How do we change this?

  1. Strong standards that center on empowering the community through advocacy and inclusion
  2. Decentralized power structures and reporting mechanisms
  3. Athlete-wellness-centered decision-making as a way to create peak performance environments
  4. Selection panels that more heavily weight diversity, equity, and inclusion standards
  5. A willingness to take courageous and divisive steps when needed

Our global sports system is learning from Safe Sport – but we are still early days of considering how these power structures and the “ways things have always been done” are actively harming people. We still have a few making decisions that impact many. We also have massive gaps in who is at those decision-making tables and in those roles.
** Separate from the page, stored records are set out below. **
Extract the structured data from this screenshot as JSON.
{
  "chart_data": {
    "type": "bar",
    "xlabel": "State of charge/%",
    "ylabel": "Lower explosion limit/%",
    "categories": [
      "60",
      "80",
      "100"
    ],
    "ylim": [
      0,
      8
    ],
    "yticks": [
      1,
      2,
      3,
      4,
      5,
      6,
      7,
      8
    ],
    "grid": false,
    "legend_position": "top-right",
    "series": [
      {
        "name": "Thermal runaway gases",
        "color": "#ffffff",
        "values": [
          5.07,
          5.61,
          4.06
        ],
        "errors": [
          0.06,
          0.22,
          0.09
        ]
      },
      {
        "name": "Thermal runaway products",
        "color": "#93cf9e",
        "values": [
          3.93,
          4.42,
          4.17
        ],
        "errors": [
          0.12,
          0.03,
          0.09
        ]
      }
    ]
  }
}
We have consolidated power and control to a few, and those few are usually not engaging or seeking input from the populations whose voices we need to be involved. We need to consider the diversity of who is at the table, the inclusion of the voices that speak up, and actively involve equity in each step we take. We are in a time of change in these spaces – but let’s push forward and be intentional about reducing harm and taking care of people. Sport has an important role in showing us how it can change the world – let’s work together to bring that to fruition.